Mutations in checkpoint proteins have often been found in association with colorectal cancer, tumor cells of which have commonly been found to show evidence of aneuploidy due to chromosomal instability (22, 31, 34). Additionally, Li and Benezra reported that a breast cancer cell line with reduced MAD2 level (T47D) failed to arrest at the spindle checkpoint in response to inhibitory effects on the spindle apparatus (35). Mutations or dysregulation of other checkpoint proteins such as budding uninhibited by benzimidazole protein 1 (BUB1) and BUBR1 have also been observed in colorectal and lung cancer, as well as in leukemia and lymphoma (36-38). Gemma et al. screened the DNA sequences of human lung cancer cell lines for mutations in the BUB1 gene, and found various alterations to this gene in some of these cell lines (36). Ohshima et al. found mutations or deletions in the BUB1 and BUBR1 genes in adult T-cell leukemia/lymphoma (37). Shichiri et al. found irregularities in the expression of BUB1 and BUBR1 in colorectal cancer, and concluded that the abnormal expression of these checkpoint genes may lead to aneuploidy and tumor metastasis (38).

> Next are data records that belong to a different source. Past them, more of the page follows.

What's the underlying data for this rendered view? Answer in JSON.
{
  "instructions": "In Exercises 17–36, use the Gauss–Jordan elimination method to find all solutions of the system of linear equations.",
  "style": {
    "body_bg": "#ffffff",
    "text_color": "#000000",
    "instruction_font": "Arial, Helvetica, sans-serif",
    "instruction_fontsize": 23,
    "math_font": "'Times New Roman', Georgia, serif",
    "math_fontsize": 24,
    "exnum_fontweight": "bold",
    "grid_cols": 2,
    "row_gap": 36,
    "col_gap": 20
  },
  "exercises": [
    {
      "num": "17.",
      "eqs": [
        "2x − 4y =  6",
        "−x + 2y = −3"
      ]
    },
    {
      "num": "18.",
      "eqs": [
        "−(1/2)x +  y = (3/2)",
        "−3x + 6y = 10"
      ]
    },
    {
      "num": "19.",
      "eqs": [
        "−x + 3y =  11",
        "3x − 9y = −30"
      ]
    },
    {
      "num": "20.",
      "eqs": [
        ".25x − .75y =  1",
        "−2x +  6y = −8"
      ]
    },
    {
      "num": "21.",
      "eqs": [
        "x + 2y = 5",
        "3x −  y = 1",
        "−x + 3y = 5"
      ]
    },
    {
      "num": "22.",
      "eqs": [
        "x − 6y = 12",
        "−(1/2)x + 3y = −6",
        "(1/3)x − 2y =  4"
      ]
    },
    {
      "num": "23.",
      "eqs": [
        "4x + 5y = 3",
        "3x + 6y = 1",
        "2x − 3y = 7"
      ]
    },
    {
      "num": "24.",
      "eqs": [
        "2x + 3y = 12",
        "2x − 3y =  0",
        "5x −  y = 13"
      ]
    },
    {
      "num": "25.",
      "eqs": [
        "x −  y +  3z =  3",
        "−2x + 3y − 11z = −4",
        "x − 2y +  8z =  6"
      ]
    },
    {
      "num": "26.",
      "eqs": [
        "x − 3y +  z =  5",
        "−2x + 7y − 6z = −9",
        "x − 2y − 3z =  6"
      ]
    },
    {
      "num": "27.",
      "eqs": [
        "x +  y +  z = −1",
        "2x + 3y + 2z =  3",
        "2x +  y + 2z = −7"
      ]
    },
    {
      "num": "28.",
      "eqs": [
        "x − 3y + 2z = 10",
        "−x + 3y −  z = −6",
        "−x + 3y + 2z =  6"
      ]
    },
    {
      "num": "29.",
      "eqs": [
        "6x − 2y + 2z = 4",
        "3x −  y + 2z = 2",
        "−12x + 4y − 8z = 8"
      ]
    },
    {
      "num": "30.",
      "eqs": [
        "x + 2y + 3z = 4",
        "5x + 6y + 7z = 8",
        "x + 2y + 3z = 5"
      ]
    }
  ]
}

The Role of Aneuploidy in Cancer Development

While more and more is being discovered regarding these protein irregularities resulting in improper spindle checkpoint function, the question still persists of whether aneuploidy is a cause or a consequence of cancer and tumor development. An argument for aneuploidy as a consequence, rather than a cause, of cancer lies in the knowledge that the commonly found mutations in regulatory pathways such as the p53 and pRb pathways lead to genomic and chromosomal instability, and that the frequent aneuploidy in cancer cells is a result of this chromosomal instability (39). Manning et al. showed that depletion of pRb, which as discussed above can cause errors at the restriction checkpoint, also results in errors in the structure of centromeres, leading to higher frequencies of merotelic attachment and therefore higher rates of improper chromosomal segregation. This ultimately can lead to abnormalities involving whole-chromosome losses/gains (40). In these cases, aneuploidy results from alternative forms of instability, and, although it affects the development of these cells, it is a consequence of other causes.

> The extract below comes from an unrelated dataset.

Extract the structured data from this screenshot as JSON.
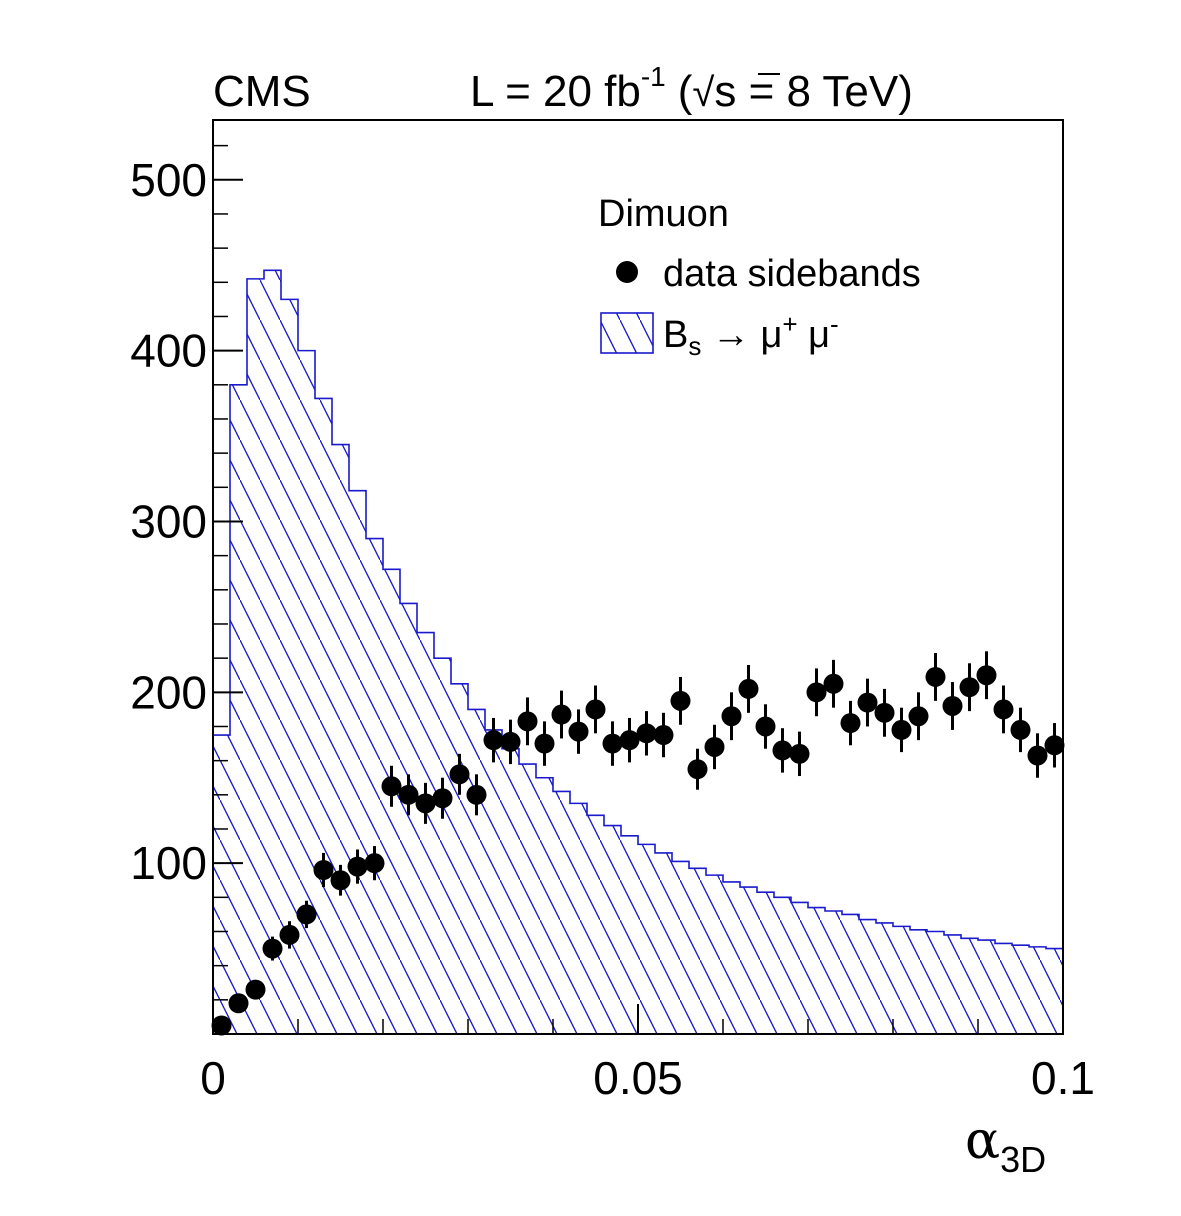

On the other hand, studies involving the observation of chromosome numbers in cancer cell lines, such as trisomy of certain chromosomes, show a resultant duplication of mutated alleles, connecting aneuploidy to tumorigenesis (41, 42). Beghini et al. suggested that trisomy of chromosome 4 leads to the duplication of the mutant tyrosine kinase receptor (KIT) allele observed in acute myeloid leukemia (41), and Zhuang et al. observed duplication of another mutated tyrosine kinase receptor (MET) allele resulting from trisomy of chromosome 7 in papillary renal carcinoma (42).

In general, the particular role that aneuploidy plays in cancer development is still unclear, and as is whether it contributes to the causes of cancer or is a result of other causes. Future investigations of these phenomena should improve our understanding of cell-cycle regulation in cancer cells, and may point to newer approaches to treating cancer.